The 199-day validity impact on multi-domain certificates
Since March 2026, all publicly-trusted SSL/TLS certificates — including multi-domain — are capped at 199 days' validity under CA/Browser Forum Ballot SC-081v3. For multi-domain certificates this creates concentrated risk: when the certificate expires, every hostname on its SAN list becomes untrusted simultaneously.
Validity schedule (all public TLS certificates)
- • March 2026: max 199 days (in effect now)
- • March 2027: max 100 days
- • March 2029: max 47 days
Full breakdown: SSL Certificates Are Now Limited to 199 Days.
Adding SANs to a certificate does not extend validity — the expiry date is fixed at issuance.
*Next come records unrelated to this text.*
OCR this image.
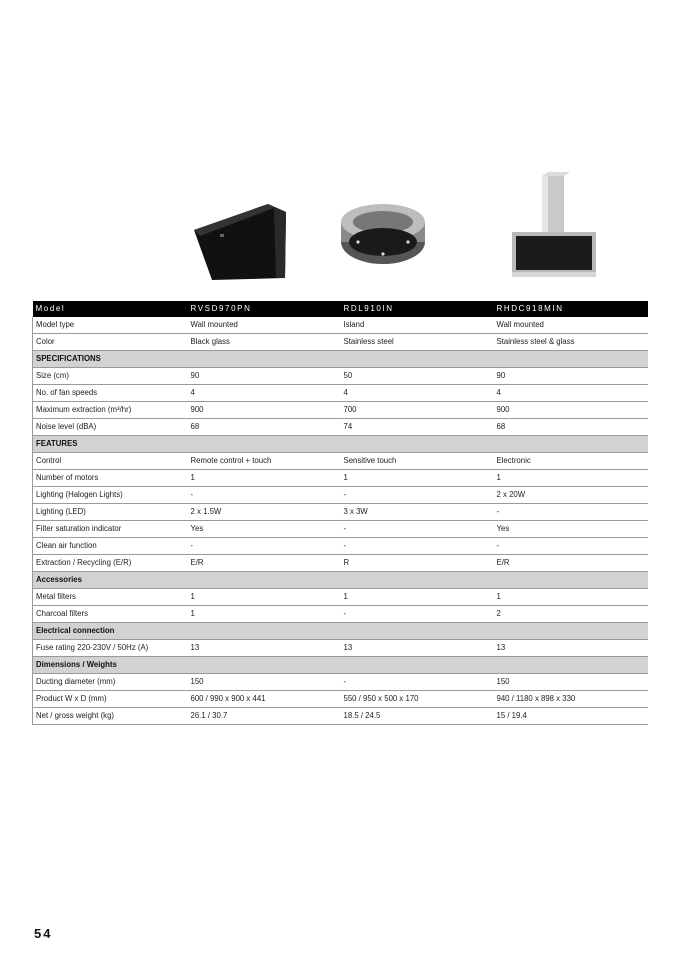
Model	RVSD970PN	RDL910IN	RHDC918MIN
Model type	Wall mounted	Island	Wall mounted
Color	Black glass	Stainless steel	Stainless steel & glass
SPECIFICATIONS			
Size (cm)	90	50	90
No. of fan speeds	4	4	4
Maximum extraction (m³/hr)	900	700	900
Noise level (dBA)	68	74	68
FEATURES			
Control	Remote control + touch	Sensitive touch	Electronic
Number of motors	1	1	1
Lighting (Halogen Lights)	-	-	2 x 20W
Lighting (LED)	2 x 1.5W	3 x 3W	-
Filter saturation indicator	Yes	-	Yes
Clean air function	-	-	-
Extraction / Recycling (E/R)	E/R	R	E/R
Accessories			
Metal filters	1	1	1
Charcoal filters	1	-	2
Electrical connection			
Fuse rating 220-230V / 50Hz (A)	13	13	13
Dimensions / Weights			
Ducting diameter (mm)	150	-	150
Product W x D (mm)	600 / 990 x 900 x 441	550 / 950 x 500 x 170	940 / 1180 x 898 x 330
Net / gross weight (kg)	26.1 / 30.7	18.5 / 24.5	15 / 19.4
54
If you reissue mid-cycle to add a new SAN, the new certificate starts a fresh 199-day clock covering the updated SAN list.
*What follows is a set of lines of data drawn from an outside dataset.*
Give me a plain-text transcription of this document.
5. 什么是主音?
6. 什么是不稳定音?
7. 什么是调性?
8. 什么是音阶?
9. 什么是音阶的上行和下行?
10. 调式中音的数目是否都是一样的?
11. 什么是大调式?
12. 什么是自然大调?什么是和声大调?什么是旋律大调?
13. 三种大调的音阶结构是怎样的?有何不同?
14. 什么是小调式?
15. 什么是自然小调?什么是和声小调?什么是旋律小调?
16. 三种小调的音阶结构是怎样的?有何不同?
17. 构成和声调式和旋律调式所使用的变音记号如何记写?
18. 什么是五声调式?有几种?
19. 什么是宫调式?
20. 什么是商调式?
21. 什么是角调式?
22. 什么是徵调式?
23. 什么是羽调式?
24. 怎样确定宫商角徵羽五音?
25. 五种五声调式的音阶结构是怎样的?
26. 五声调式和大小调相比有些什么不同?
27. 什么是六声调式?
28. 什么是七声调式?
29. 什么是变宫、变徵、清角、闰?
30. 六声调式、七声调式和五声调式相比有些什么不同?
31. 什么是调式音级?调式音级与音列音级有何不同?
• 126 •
For OV and EV multi-domain certificates, the renewal process involves re-validating each SAN. With vetting turnaround of 1–5 business days per domain and certificates expiring every ~6 months, start renewal at least 30–45 days before expiry for OV and 45–60 days for EV.
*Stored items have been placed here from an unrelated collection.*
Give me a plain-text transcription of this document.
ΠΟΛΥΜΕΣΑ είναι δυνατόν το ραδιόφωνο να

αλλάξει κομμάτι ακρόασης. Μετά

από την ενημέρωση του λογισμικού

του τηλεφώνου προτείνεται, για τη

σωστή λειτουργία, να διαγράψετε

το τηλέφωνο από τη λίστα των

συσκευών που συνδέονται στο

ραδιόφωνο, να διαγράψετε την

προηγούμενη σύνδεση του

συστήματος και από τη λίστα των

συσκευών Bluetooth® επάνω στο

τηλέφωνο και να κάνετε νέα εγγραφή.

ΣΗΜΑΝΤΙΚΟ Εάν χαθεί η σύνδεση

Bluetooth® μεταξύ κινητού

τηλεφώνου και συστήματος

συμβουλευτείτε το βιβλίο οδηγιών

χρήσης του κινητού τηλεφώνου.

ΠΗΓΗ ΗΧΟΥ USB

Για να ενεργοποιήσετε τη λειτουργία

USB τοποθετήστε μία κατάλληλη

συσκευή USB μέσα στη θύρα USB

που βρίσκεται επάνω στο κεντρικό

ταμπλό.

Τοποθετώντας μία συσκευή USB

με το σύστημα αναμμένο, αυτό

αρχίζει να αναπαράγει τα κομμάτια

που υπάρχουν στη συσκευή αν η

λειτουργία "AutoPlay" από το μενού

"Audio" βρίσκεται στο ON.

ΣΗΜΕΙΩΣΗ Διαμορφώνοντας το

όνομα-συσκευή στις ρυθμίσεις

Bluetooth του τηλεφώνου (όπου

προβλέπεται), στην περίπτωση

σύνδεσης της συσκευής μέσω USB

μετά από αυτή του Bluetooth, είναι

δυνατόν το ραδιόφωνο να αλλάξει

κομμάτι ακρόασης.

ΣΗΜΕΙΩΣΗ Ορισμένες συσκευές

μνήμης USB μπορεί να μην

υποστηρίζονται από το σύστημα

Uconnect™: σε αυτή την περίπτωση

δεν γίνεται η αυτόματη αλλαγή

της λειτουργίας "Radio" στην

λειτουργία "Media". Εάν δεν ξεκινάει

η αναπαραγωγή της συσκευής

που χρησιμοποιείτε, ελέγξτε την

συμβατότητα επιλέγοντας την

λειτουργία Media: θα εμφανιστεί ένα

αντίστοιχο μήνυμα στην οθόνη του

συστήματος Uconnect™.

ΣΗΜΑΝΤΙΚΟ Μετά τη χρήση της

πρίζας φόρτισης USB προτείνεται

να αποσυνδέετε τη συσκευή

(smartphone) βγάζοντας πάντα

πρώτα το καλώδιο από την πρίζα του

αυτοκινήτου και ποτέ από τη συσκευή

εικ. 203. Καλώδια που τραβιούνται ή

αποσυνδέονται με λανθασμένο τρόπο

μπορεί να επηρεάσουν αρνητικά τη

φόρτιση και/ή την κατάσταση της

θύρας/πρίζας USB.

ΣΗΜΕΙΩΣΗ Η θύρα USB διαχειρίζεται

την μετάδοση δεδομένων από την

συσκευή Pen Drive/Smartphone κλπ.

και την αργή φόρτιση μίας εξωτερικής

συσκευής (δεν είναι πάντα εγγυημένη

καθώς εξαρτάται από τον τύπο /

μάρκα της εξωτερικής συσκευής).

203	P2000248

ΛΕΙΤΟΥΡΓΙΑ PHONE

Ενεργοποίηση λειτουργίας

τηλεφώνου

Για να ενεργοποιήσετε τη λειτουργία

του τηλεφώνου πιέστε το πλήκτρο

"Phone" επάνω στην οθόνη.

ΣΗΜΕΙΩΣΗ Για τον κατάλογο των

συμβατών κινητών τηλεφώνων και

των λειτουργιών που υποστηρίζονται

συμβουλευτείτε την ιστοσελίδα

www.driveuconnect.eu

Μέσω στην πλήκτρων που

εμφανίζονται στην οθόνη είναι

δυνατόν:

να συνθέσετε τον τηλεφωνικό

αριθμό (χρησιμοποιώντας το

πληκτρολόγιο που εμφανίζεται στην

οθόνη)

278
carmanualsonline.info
Managing a multi-domain certificate
Multi-domain certificates introduce a few operational considerations beyond single-domain certificates:
One CSR, one private key
Generate one CSR listing all SANs. The private key is shared across every covered hostname — which means it must be deployed to every server or load balancer handling any of those hostnames. If different SANs run on separate infrastructure, each node needs a copy of the same private key and certificate file.
Automation with ACME
ACME (RFC 8555) fully supports multi-domain issuance. For DV SANs, each domain is validated via HTTP-01 or DNS-01 challenge — the client handles this automatically when configured correctly. Certbot, acme.sh, and Caddy all support multi-domain issuance natively.
Certbot & ACME automation guideAdding or removing SANs requires reissuance
You cannot add or remove a SAN from an issued certificate without reissuing. Most CAs offer free reissuance — but the new certificate starts a fresh 199-day validity period regardless of remaining time on the old certificate. Group SAN additions together to minimize reissuances.
SNI deployment across multiple servers
If SANs on your certificate serve from different servers, deploy the same certificate and key to each server and configure Server Name Indication (SNI) so clients receive the correct certificate. SNI is universally supported by all modern browsers and operating systems.